Background: Much of what we make, use, and discard lasts for a very long time. Items sent to a landfill will last even longer than those in a natural environment. This is because the dry and oxygen-poor conditions found in modern landfills cause organic matter to mummify rather than decompose. When left in a natural environment, many items will eventually decompose. Fossil fuel derived plastics will simply break down into smaller and smaller pieces known as microplastics, which will pollute our soil and waterways indefinitely.
- Distribute the waste picture cards to each team of students. Instruct students to look at the pictures and discuss how long they think each item will last before they break down or decompose.
- Ask students to then create a timeline by ordering items based on how long it will take to break down. Show timeline handout as a reference.
- Lead a class discussion on the timelines they created. Share correct answers (see answer key).
5. Game C: Brainstorm!
Students will think about how to apply what they’ve learned from this lesson into their lives.

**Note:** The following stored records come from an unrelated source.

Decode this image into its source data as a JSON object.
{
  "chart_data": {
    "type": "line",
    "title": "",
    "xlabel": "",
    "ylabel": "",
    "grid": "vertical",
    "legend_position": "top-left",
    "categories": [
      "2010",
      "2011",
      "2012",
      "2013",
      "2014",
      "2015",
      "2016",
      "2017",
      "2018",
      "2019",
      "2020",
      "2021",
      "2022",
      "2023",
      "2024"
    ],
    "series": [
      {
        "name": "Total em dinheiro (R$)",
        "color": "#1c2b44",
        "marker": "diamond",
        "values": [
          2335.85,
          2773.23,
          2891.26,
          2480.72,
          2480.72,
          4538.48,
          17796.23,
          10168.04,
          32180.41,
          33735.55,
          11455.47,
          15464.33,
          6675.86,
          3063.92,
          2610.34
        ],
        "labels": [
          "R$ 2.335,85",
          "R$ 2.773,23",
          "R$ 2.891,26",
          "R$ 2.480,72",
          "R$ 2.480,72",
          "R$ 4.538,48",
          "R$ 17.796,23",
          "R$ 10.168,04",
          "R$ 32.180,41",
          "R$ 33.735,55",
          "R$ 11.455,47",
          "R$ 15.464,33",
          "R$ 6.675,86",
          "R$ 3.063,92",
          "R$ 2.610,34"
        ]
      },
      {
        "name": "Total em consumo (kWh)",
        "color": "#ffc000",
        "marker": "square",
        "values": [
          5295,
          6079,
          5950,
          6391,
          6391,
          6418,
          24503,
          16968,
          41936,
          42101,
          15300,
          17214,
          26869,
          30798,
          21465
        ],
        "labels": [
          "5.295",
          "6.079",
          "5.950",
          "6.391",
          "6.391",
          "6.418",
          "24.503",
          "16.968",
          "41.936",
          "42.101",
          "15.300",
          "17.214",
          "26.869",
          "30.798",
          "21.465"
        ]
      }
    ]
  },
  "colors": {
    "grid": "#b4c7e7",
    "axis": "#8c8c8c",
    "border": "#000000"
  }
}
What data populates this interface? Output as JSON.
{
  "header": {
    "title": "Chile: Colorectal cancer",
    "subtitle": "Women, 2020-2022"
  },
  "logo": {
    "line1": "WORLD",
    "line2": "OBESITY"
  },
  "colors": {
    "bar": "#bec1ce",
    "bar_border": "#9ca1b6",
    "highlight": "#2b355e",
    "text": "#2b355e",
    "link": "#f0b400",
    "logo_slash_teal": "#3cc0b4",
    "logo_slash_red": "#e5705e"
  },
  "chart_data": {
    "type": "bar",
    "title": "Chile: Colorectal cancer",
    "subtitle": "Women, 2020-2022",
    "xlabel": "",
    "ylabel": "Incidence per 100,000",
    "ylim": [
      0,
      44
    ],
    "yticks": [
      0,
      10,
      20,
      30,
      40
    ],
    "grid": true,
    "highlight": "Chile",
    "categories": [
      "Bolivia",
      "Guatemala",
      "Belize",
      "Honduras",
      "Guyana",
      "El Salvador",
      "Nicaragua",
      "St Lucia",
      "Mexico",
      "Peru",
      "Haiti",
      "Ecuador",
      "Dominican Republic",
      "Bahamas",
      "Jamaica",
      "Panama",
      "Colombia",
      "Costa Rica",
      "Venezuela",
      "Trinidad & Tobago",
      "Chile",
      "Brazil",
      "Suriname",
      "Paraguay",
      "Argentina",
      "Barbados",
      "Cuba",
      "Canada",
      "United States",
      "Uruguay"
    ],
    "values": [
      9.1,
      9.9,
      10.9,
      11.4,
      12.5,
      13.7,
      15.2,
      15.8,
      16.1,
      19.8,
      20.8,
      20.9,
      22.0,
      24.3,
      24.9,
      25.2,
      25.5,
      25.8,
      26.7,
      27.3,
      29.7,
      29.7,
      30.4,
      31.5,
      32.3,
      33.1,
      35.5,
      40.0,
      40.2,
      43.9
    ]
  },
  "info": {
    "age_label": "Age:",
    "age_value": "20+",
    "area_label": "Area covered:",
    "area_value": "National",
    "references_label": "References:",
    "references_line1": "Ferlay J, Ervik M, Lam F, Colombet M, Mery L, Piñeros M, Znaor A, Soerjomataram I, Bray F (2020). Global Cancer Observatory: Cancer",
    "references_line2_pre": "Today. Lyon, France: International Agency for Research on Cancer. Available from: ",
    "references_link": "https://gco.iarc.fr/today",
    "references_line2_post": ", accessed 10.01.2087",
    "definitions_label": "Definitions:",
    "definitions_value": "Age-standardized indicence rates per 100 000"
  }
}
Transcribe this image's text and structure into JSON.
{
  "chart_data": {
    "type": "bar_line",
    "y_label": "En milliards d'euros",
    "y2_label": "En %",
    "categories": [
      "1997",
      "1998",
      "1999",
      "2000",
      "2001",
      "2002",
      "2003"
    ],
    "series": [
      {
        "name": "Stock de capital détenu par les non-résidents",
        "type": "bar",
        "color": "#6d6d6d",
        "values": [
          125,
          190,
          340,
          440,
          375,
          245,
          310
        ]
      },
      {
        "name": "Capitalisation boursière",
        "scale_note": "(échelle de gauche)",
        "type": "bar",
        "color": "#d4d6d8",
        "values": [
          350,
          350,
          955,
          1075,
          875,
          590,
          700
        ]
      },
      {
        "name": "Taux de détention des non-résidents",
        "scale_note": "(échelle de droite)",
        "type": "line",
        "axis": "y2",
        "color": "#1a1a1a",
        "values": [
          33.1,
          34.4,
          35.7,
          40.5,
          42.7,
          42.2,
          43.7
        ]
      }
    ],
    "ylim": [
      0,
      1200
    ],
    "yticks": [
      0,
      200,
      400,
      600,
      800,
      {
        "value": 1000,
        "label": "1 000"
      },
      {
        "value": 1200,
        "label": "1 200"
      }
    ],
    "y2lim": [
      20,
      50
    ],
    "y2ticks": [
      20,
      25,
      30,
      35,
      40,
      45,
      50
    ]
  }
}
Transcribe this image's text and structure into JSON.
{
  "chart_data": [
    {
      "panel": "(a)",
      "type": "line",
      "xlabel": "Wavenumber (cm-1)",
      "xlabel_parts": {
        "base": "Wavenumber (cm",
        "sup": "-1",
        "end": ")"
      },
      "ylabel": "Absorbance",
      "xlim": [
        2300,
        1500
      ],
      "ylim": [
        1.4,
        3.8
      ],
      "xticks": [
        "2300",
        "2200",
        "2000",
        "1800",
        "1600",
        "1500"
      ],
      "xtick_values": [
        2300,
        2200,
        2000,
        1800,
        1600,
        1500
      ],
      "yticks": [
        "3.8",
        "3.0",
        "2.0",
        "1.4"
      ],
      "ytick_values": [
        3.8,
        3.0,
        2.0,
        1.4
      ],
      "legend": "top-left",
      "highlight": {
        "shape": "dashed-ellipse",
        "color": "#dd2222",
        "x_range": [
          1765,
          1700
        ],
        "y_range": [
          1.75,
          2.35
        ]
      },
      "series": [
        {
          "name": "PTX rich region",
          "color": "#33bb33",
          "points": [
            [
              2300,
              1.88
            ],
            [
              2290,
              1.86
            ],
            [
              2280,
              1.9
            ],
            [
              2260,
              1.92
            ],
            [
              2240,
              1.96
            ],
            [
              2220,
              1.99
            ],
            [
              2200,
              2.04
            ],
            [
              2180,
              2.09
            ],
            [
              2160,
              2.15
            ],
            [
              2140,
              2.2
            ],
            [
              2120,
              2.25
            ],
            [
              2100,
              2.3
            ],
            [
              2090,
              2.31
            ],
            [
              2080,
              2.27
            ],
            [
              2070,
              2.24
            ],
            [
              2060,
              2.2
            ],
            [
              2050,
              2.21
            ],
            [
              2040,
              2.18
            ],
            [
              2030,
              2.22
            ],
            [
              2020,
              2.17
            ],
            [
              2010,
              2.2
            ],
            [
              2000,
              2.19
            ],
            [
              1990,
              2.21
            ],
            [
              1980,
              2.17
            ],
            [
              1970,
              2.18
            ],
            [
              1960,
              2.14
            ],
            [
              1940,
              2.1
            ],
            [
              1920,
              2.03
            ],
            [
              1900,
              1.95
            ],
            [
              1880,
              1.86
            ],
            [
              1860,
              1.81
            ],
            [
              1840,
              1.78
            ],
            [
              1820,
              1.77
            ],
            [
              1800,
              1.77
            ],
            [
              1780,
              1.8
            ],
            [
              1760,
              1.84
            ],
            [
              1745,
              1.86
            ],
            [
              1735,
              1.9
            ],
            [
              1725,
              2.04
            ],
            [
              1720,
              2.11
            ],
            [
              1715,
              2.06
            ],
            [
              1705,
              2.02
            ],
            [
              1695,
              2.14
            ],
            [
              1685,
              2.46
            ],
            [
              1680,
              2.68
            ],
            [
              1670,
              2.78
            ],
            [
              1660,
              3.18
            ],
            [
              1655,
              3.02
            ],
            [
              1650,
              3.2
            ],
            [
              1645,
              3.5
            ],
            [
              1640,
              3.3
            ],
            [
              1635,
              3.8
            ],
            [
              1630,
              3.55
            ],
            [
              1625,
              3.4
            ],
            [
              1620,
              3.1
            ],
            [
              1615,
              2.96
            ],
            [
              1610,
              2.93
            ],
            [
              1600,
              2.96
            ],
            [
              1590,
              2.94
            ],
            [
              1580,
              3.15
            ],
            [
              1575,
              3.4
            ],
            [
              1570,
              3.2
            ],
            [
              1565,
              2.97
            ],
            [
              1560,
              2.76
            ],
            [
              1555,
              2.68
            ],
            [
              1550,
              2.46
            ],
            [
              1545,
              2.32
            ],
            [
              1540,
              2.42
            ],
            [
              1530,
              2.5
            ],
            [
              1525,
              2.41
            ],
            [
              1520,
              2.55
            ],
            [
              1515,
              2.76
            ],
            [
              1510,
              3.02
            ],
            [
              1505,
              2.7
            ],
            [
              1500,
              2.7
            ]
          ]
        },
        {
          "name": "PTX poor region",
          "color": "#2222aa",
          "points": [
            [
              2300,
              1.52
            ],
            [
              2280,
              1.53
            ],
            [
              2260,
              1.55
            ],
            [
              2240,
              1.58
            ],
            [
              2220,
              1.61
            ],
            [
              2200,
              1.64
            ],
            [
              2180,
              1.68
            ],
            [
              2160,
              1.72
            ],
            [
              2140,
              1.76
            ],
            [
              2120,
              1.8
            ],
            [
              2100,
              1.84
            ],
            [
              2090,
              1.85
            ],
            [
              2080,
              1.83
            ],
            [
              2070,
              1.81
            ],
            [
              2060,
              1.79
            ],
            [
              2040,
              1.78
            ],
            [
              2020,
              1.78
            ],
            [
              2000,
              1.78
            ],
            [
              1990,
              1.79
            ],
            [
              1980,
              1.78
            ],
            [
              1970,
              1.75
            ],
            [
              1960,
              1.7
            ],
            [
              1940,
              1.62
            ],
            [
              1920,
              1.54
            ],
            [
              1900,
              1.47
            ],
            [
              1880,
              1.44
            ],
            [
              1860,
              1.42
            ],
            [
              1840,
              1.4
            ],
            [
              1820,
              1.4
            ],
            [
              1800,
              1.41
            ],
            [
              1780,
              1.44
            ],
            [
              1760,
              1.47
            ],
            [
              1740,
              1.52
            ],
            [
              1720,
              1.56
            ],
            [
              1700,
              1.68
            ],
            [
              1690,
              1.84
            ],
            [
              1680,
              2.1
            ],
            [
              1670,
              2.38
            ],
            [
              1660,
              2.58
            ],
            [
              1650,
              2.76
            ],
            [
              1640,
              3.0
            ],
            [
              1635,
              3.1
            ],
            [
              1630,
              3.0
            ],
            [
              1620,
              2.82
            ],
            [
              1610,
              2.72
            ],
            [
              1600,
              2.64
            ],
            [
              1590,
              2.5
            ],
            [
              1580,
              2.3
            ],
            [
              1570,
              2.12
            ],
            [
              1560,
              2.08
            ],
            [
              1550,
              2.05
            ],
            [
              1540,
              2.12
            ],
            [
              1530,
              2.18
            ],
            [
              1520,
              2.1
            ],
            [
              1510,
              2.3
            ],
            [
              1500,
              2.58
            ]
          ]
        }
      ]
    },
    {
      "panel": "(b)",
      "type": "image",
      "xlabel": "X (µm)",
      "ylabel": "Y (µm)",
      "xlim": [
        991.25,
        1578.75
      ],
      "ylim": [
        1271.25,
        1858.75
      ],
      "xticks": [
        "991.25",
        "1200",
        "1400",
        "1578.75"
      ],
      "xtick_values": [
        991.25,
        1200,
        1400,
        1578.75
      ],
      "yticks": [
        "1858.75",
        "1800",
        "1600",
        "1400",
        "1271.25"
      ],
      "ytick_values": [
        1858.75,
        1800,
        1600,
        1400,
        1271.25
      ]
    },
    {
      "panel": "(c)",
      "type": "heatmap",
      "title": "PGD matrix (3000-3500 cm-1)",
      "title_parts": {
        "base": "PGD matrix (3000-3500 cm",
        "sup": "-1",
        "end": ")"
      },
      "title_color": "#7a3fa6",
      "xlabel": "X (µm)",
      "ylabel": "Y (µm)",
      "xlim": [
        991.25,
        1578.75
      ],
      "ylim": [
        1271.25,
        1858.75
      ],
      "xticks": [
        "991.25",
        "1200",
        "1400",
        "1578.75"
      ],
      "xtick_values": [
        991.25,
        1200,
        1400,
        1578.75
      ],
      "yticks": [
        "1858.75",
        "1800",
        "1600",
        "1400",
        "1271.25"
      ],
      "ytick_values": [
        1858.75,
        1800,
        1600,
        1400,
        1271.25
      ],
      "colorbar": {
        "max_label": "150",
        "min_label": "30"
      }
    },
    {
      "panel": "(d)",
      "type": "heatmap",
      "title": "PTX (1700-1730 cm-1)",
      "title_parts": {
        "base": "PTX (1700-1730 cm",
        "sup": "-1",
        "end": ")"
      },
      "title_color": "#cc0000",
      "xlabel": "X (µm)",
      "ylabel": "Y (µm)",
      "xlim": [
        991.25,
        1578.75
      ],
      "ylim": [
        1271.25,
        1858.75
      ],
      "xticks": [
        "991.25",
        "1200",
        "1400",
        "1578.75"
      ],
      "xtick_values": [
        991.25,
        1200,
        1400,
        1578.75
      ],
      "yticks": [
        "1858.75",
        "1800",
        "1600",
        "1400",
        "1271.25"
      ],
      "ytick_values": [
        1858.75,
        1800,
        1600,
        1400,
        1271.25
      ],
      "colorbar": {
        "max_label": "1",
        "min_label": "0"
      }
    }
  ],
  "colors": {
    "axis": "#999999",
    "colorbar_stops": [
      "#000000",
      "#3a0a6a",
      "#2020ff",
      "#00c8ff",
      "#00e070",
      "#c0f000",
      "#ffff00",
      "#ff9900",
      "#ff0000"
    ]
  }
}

- Ask each team of students to brainstorm alternatives or reusable items that can replace single-use items. Encourage students to get creative with ideas and think of ways to repurpose items they already have.
- Instruct students to write their ideas on poster paper or wipe boards to share with the class.
- Have each group share key observations or interesting alternatives with the class.
Step 6: Post-Activity Reflection Questions
Student Reflection Questions
Once each team has completed their ReTHINK Waste Game, use the questions below to have students reflect on their experience.
- What changes in your daily life can you implement to reduce your waste or divert waste away from landfills?
- What was the most interesting or surprising fact that you learned from this lesson?
- What would you say to educate a friend or family member about reducing waste?
Step 7: Report Students’ Impact
Compile all the data that your teams gathered and complete the ReTHINK Waste Game Wrap Up Form.
- ReTHINK Waste Game Lesson Plan
- ReTHINK Waste Game What Bin Item List
- ReTHINK Waste Game What Bin Picture Cards
- ReTHINK Waste Game How Long Timeline
- ReTHINK Waste Game How Long Picture Cards
- ReTHINK Waste Game How Long Answer Key
- ReTHINK Waste Game Wrap Up Form
- ReTHINK Waste Game Slideshow
Congrats on completing the ReTHINK Waste Game Eco-Toolkit!